March 2, 2015
Teen Development, Academic Success are the Focuses of Forum on Children and Families
Oct. 7, 2013
Dr. Robert Crosnoe
Social media, teen communication and risk-taking behavior will be a few of the research topics highlighted when the Center for Children and Families holds its fourth annual forum on Friday.
The event, Healthy Connections: Shaping Relationships and Achievement in High School, is free and open to the public. Featuring top researchers in psychology, sociology and neuroscience, the forum will explore how health, peer relationships and social development impact academic success and growth among adolescents.
Dr. Robert Crosnoe, professor of sociology at The University of Texas at Austin and author of more than 70 books and articles on adolescence, will deliver the keynote address.
Dr. Margaret Tresch Owen, director of the Center for Children and Families and Robinson Family Professor, said that families, school personnel and policymakers could use information from the forum to promote the success of their teens and high schools.
Dr. Margaret Tresch Owen
“The forum will help parents, teachers, counselors, coaches and others become more informed about how teens’ social problems can impede both short-term and long-term development trajectories,” Owen said.

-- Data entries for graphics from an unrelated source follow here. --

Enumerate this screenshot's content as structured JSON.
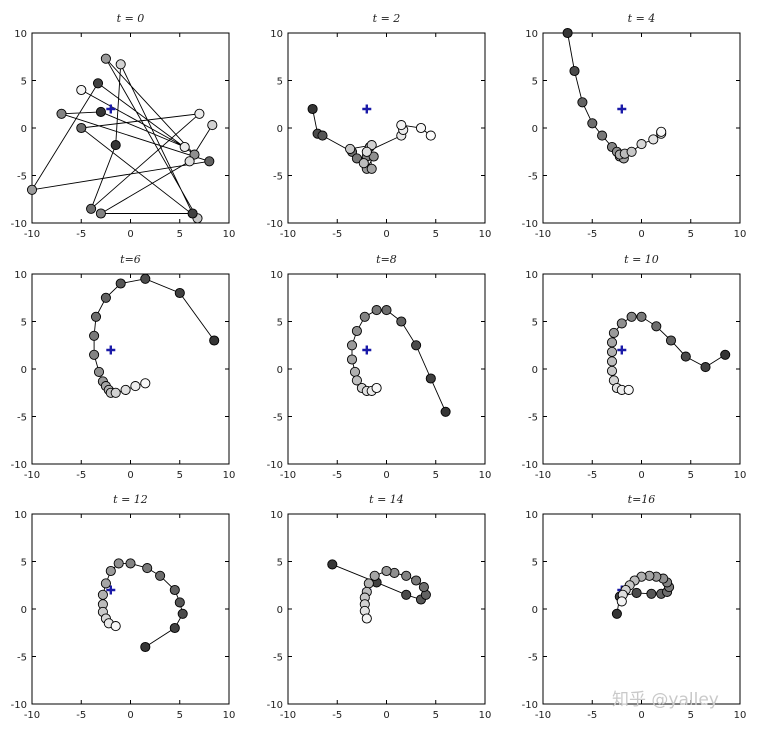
{
  "watermark": "知乎 @yalley",
  "chart_data": [
    {
      "type": "scatter",
      "title": "t = 0",
      "xlim": [
        -10,
        10
      ],
      "ylim": [
        -10,
        10
      ],
      "xticks": [
        -10,
        -5,
        0,
        5,
        10
      ],
      "yticks": [
        -10,
        -5,
        0,
        5,
        10
      ],
      "grid": false,
      "target_marker": {
        "x": -2,
        "y": 2,
        "color": "#1a1aa8"
      },
      "points": [
        {
          "x": -5,
          "y": 4,
          "shade": 0.95
        },
        {
          "x": 5.5,
          "y": -2,
          "shade": 0.9
        },
        {
          "x": -3,
          "y": 1.7,
          "shade": 0.1
        },
        {
          "x": -7,
          "y": 1.5,
          "shade": 0.45
        },
        {
          "x": 8,
          "y": -3.5,
          "shade": 0.3
        },
        {
          "x": -10,
          "y": -6.5,
          "shade": 0.55
        },
        {
          "x": -3.3,
          "y": 4.7,
          "shade": 0.15
        },
        {
          "x": 6.5,
          "y": -2.8,
          "shade": 0.5
        },
        {
          "x": -2.5,
          "y": 7.3,
          "shade": 0.55
        },
        {
          "x": 6.8,
          "y": -9.5,
          "shade": 0.75
        },
        {
          "x": -5,
          "y": 0,
          "shade": 0.35
        },
        {
          "x": 7,
          "y": 1.5,
          "shade": 0.9
        },
        {
          "x": -4,
          "y": -8.5,
          "shade": 0.35
        },
        {
          "x": -1.5,
          "y": -1.8,
          "shade": 0.1
        },
        {
          "x": -1,
          "y": 6.7,
          "shade": 0.8
        },
        {
          "x": 6.3,
          "y": -9,
          "shade": 0.15
        },
        {
          "x": -3,
          "y": -9,
          "shade": 0.45
        },
        {
          "x": 6,
          "y": -3.5,
          "shade": 0.85
        },
        {
          "x": 8.3,
          "y": 0.3,
          "shade": 0.8
        }
      ]
    },
    {
      "type": "scatter",
      "title": "t = 2",
      "xlim": [
        -10,
        10
      ],
      "ylim": [
        -10,
        10
      ],
      "xticks": [
        -10,
        -5,
        0,
        5,
        10
      ],
      "yticks": [
        -10,
        -5,
        0,
        5,
        10
      ],
      "grid": false,
      "target_marker": {
        "x": -2,
        "y": 2,
        "color": "#1a1aa8"
      },
      "points": [
        {
          "x": -7.5,
          "y": 2,
          "shade": 0.1
        },
        {
          "x": -7,
          "y": -0.6,
          "shade": 0.2
        },
        {
          "x": -6.5,
          "y": -0.8,
          "shade": 0.25
        },
        {
          "x": -3.5,
          "y": -2.5,
          "shade": 0.35
        },
        {
          "x": -3,
          "y": -3.2,
          "shade": 0.4
        },
        {
          "x": -2,
          "y": -3,
          "shade": 0.45
        },
        {
          "x": -1.3,
          "y": -3,
          "shade": 0.5
        },
        {
          "x": -2,
          "y": -4.3,
          "shade": 0.55
        },
        {
          "x": -1.5,
          "y": -4.3,
          "shade": 0.6
        },
        {
          "x": -1.7,
          "y": -2,
          "shade": 0.65
        },
        {
          "x": -2.3,
          "y": -3.7,
          "shade": 0.7
        },
        {
          "x": -3.7,
          "y": -2.2,
          "shade": 0.75
        },
        {
          "x": -1.5,
          "y": -1.8,
          "shade": 0.8
        },
        {
          "x": -2,
          "y": -2.5,
          "shade": 0.85
        },
        {
          "x": 1.5,
          "y": -0.8,
          "shade": 0.9
        },
        {
          "x": 1.7,
          "y": -0.2,
          "shade": 0.92
        },
        {
          "x": 1.5,
          "y": 0.3,
          "shade": 0.94
        },
        {
          "x": 3.5,
          "y": 0,
          "shade": 0.96
        },
        {
          "x": 4.5,
          "y": -0.8,
          "shade": 0.98
        }
      ]
    },
    {
      "type": "scatter",
      "title": "t = 4",
      "xlim": [
        -10,
        10
      ],
      "ylim": [
        -10,
        10
      ],
      "xticks": [
        -10,
        -5,
        0,
        5,
        10
      ],
      "yticks": [
        -10,
        -5,
        0,
        5,
        10
      ],
      "grid": false,
      "target_marker": {
        "x": -2,
        "y": 2,
        "color": "#1a1aa8"
      },
      "points": [
        {
          "x": -7.5,
          "y": 10,
          "shade": 0.1
        },
        {
          "x": -6.8,
          "y": 6,
          "shade": 0.2
        },
        {
          "x": -6,
          "y": 2.7,
          "shade": 0.3
        },
        {
          "x": -5,
          "y": 0.5,
          "shade": 0.35
        },
        {
          "x": -4,
          "y": -0.8,
          "shade": 0.4
        },
        {
          "x": -3,
          "y": -2,
          "shade": 0.45
        },
        {
          "x": -2.5,
          "y": -2.5,
          "shade": 0.5
        },
        {
          "x": -2.2,
          "y": -3,
          "shade": 0.55
        },
        {
          "x": -1.8,
          "y": -3.2,
          "shade": 0.6
        },
        {
          "x": -2.2,
          "y": -2.8,
          "shade": 0.65
        },
        {
          "x": -1.7,
          "y": -2.7,
          "shade": 0.7
        },
        {
          "x": -1,
          "y": -2.5,
          "shade": 0.75
        },
        {
          "x": 0,
          "y": -1.7,
          "shade": 0.82
        },
        {
          "x": 1.2,
          "y": -1.2,
          "shade": 0.88
        },
        {
          "x": 2,
          "y": -0.6,
          "shade": 0.93
        },
        {
          "x": 2,
          "y": -0.4,
          "shade": 0.97
        }
      ]
    },
    {
      "type": "scatter",
      "title": "t=6",
      "xlim": [
        -10,
        10
      ],
      "ylim": [
        -10,
        10
      ],
      "xticks": [
        -10,
        -5,
        0,
        5,
        10
      ],
      "yticks": [
        -10,
        -5,
        0,
        5,
        10
      ],
      "grid": false,
      "target_marker": {
        "x": -2,
        "y": 2,
        "color": "#1a1aa8"
      },
      "points": [
        {
          "x": 8.5,
          "y": 3,
          "shade": 0.1
        },
        {
          "x": 5,
          "y": 8,
          "shade": 0.15
        },
        {
          "x": 1.5,
          "y": 9.5,
          "shade": 0.2
        },
        {
          "x": -1,
          "y": 9,
          "shade": 0.25
        },
        {
          "x": -2.5,
          "y": 7.5,
          "shade": 0.3
        },
        {
          "x": -3.5,
          "y": 5.5,
          "shade": 0.35
        },
        {
          "x": -3.7,
          "y": 3.5,
          "shade": 0.4
        },
        {
          "x": -3.7,
          "y": 1.5,
          "shade": 0.45
        },
        {
          "x": -3.2,
          "y": -0.3,
          "shade": 0.5
        },
        {
          "x": -2.8,
          "y": -1.3,
          "shade": 0.55
        },
        {
          "x": -2.5,
          "y": -1.8,
          "shade": 0.6
        },
        {
          "x": -2.2,
          "y": -2.2,
          "shade": 0.65
        },
        {
          "x": -2,
          "y": -2.5,
          "shade": 0.72
        },
        {
          "x": -1.5,
          "y": -2.5,
          "shade": 0.8
        },
        {
          "x": -0.5,
          "y": -2.2,
          "shade": 0.86
        },
        {
          "x": 0.5,
          "y": -1.8,
          "shade": 0.92
        },
        {
          "x": 1.5,
          "y": -1.5,
          "shade": 0.97
        }
      ]
    },
    {
      "type": "scatter",
      "title": "t=8",
      "xlim": [
        -10,
        10
      ],
      "ylim": [
        -10,
        10
      ],
      "xticks": [
        -10,
        -5,
        0,
        5,
        10
      ],
      "yticks": [
        -10,
        -5,
        0,
        5,
        10
      ],
      "grid": false,
      "target_marker": {
        "x": -2,
        "y": 2,
        "color": "#1a1aa8"
      },
      "points": [
        {
          "x": 6,
          "y": -4.5,
          "shade": 0.1
        },
        {
          "x": 4.5,
          "y": -1,
          "shade": 0.15
        },
        {
          "x": 3,
          "y": 2.5,
          "shade": 0.2
        },
        {
          "x": 1.5,
          "y": 5,
          "shade": 0.3
        },
        {
          "x": 0,
          "y": 6.2,
          "shade": 0.35
        },
        {
          "x": -1,
          "y": 6.2,
          "shade": 0.4
        },
        {
          "x": -2.2,
          "y": 5.5,
          "shade": 0.45
        },
        {
          "x": -3,
          "y": 4,
          "shade": 0.5
        },
        {
          "x": -3.5,
          "y": 2.5,
          "shade": 0.55
        },
        {
          "x": -3.5,
          "y": 1,
          "shade": 0.6
        },
        {
          "x": -3.2,
          "y": -0.3,
          "shade": 0.65
        },
        {
          "x": -3,
          "y": -1.2,
          "shade": 0.72
        },
        {
          "x": -2.5,
          "y": -2,
          "shade": 0.8
        },
        {
          "x": -2,
          "y": -2.3,
          "shade": 0.86
        },
        {
          "x": -1.5,
          "y": -2.3,
          "shade": 0.92
        },
        {
          "x": -1,
          "y": -2,
          "shade": 0.97
        }
      ]
    },
    {
      "type": "scatter",
      "title": "t = 10",
      "xlim": [
        -10,
        10
      ],
      "ylim": [
        -10,
        10
      ],
      "xticks": [
        -10,
        -5,
        0,
        5,
        10
      ],
      "yticks": [
        -10,
        -5,
        0,
        5,
        10
      ],
      "grid": false,
      "target_marker": {
        "x": -2,
        "y": 2,
        "color": "#1a1aa8"
      },
      "points": [
        {
          "x": 8.5,
          "y": 1.5,
          "shade": 0.1
        },
        {
          "x": 6.5,
          "y": 0.2,
          "shade": 0.15
        },
        {
          "x": 4.5,
          "y": 1.3,
          "shade": 0.2
        },
        {
          "x": 3,
          "y": 3,
          "shade": 0.3
        },
        {
          "x": 1.5,
          "y": 4.5,
          "shade": 0.35
        },
        {
          "x": 0,
          "y": 5.5,
          "shade": 0.4
        },
        {
          "x": -1,
          "y": 5.5,
          "shade": 0.45
        },
        {
          "x": -2,
          "y": 4.8,
          "shade": 0.5
        },
        {
          "x": -2.8,
          "y": 3.8,
          "shade": 0.55
        },
        {
          "x": -3,
          "y": 2.8,
          "shade": 0.6
        },
        {
          "x": -3,
          "y": 1.8,
          "shade": 0.65
        },
        {
          "x": -3,
          "y": 0.8,
          "shade": 0.7
        },
        {
          "x": -3,
          "y": -0.2,
          "shade": 0.75
        },
        {
          "x": -2.8,
          "y": -1.2,
          "shade": 0.8
        },
        {
          "x": -2.5,
          "y": -2,
          "shade": 0.86
        },
        {
          "x": -2,
          "y": -2.2,
          "shade": 0.92
        },
        {
          "x": -1.3,
          "y": -2.2,
          "shade": 0.97
        }
      ]
    },
    {
      "type": "scatter",
      "title": "t = 12",
      "xlim": [
        -10,
        10
      ],
      "ylim": [
        -10,
        10
      ],
      "xticks": [
        -10,
        -5,
        0,
        5,
        10
      ],
      "yticks": [
        -10,
        -5,
        0,
        5,
        10
      ],
      "grid": false,
      "target_marker": {
        "x": -2,
        "y": 2,
        "color": "#1a1aa8"
      },
      "points": [
        {
          "x": 1.5,
          "y": -4,
          "shade": 0.1
        },
        {
          "x": 4.5,
          "y": -2,
          "shade": 0.15
        },
        {
          "x": 5.3,
          "y": -0.5,
          "shade": 0.2
        },
        {
          "x": 5,
          "y": 0.7,
          "shade": 0.25
        },
        {
          "x": 4.5,
          "y": 2,
          "shade": 0.3
        },
        {
          "x": 3,
          "y": 3.5,
          "shade": 0.35
        },
        {
          "x": 1.7,
          "y": 4.3,
          "shade": 0.4
        },
        {
          "x": 0,
          "y": 4.8,
          "shade": 0.45
        },
        {
          "x": -1.2,
          "y": 4.8,
          "shade": 0.5
        },
        {
          "x": -2,
          "y": 4,
          "shade": 0.55
        },
        {
          "x": -2.5,
          "y": 2.7,
          "shade": 0.6
        },
        {
          "x": -2.8,
          "y": 1.5,
          "shade": 0.65
        },
        {
          "x": -2.8,
          "y": 0.5,
          "shade": 0.7
        },
        {
          "x": -2.8,
          "y": -0.3,
          "shade": 0.76
        },
        {
          "x": -2.5,
          "y": -1,
          "shade": 0.82
        },
        {
          "x": -2.2,
          "y": -1.5,
          "shade": 0.9
        },
        {
          "x": -1.5,
          "y": -1.8,
          "shade": 0.97
        }
      ]
    },
    {
      "type": "scatter",
      "title": "t = 14",
      "xlim": [
        -10,
        10
      ],
      "ylim": [
        -10,
        10
      ],
      "xticks": [
        -10,
        -5,
        0,
        5,
        10
      ],
      "yticks": [
        -10,
        -5,
        0,
        5,
        10
      ],
      "grid": false,
      "target_marker": {
        "x": -2,
        "y": 2,
        "color": "#1a1aa8"
      },
      "points": [
        {
          "x": -5.5,
          "y": 4.7,
          "shade": 0.1
        },
        {
          "x": -1,
          "y": 2.8,
          "shade": 0.15
        },
        {
          "x": 2,
          "y": 1.5,
          "shade": 0.2
        },
        {
          "x": 3.5,
          "y": 1,
          "shade": 0.25
        },
        {
          "x": 4,
          "y": 1.5,
          "shade": 0.3
        },
        {
          "x": 3.8,
          "y": 2.3,
          "shade": 0.35
        },
        {
          "x": 3,
          "y": 3,
          "shade": 0.4
        },
        {
          "x": 2,
          "y": 3.5,
          "shade": 0.45
        },
        {
          "x": 0.8,
          "y": 3.8,
          "shade": 0.5
        },
        {
          "x": 0,
          "y": 4,
          "shade": 0.55
        },
        {
          "x": -1.2,
          "y": 3.5,
          "shade": 0.6
        },
        {
          "x": -1.8,
          "y": 2.7,
          "shade": 0.65
        },
        {
          "x": -2,
          "y": 1.8,
          "shade": 0.7
        },
        {
          "x": -2.2,
          "y": 1.2,
          "shade": 0.75
        },
        {
          "x": -2.2,
          "y": 0.5,
          "shade": 0.8
        },
        {
          "x": -2.2,
          "y": -0.2,
          "shade": 0.87
        },
        {
          "x": -2,
          "y": -1,
          "shade": 0.95
        }
      ]
    },
    {
      "type": "scatter",
      "title": "t=16",
      "xlim": [
        -10,
        10
      ],
      "ylim": [
        -10,
        10
      ],
      "xticks": [
        -10,
        -5,
        0,
        5,
        10
      ],
      "yticks": [
        -10,
        -5,
        0,
        5,
        10
      ],
      "grid": false,
      "target_marker": {
        "x": -2,
        "y": 2,
        "color": "#1a1aa8"
      },
      "points": [
        {
          "x": -2.5,
          "y": -0.5,
          "shade": 0.1
        },
        {
          "x": -2.2,
          "y": 1.3,
          "shade": 0.15
        },
        {
          "x": -0.5,
          "y": 1.7,
          "shade": 0.2
        },
        {
          "x": 1,
          "y": 1.6,
          "shade": 0.25
        },
        {
          "x": 2,
          "y": 1.6,
          "shade": 0.3
        },
        {
          "x": 2.6,
          "y": 1.8,
          "shade": 0.35
        },
        {
          "x": 2.8,
          "y": 2.3,
          "shade": 0.4
        },
        {
          "x": 2.6,
          "y": 2.8,
          "shade": 0.45
        },
        {
          "x": 2.2,
          "y": 3.2,
          "shade": 0.5
        },
        {
          "x": 1.5,
          "y": 3.4,
          "shade": 0.55
        },
        {
          "x": 0.8,
          "y": 3.5,
          "shade": 0.6
        },
        {
          "x": 0,
          "y": 3.4,
          "shade": 0.65
        },
        {
          "x": -0.7,
          "y": 3,
          "shade": 0.7
        },
        {
          "x": -1.2,
          "y": 2.5,
          "shade": 0.75
        },
        {
          "x": -1.6,
          "y": 2,
          "shade": 0.8
        },
        {
          "x": -1.9,
          "y": 1.5,
          "shade": 0.85
        },
        {
          "x": -2,
          "y": 0.8,
          "shade": 0.95
        }
      ]
    }
  ]
}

Crosnoe will discuss teens navigating the difficult social structures found in American high schools. His multi-method approach to studying teens is designed to help identify those at risk for social marginalization and offers advice on improving long-term outcomes.
The schedule also includes talks by UT Dallas faculty and a luncheon with remarks from Regina Montoya of Children’s Medical Center.
Dr. Marion Underwood, Ashbel Smith Professor, will discuss how the use of new communication technologies, such as text messaging and Facebook, may influence adolescents’ psychological well-being. Dr. Francesca Filbey, associate professor at the Center for BrainHealth, will talk about the relationship between an adolescent’s brain and risk-taking behaviors. Dr. Robert Ackerman, assistant professor, will discuss the long-term effects of a positive family environment in adolescence on an individual’s later marital relationships.
The event is free to all, but preregistration is necessary. Lunch is $10 and must be requested when registering to attend the forum. Continuing education credits are available for $10.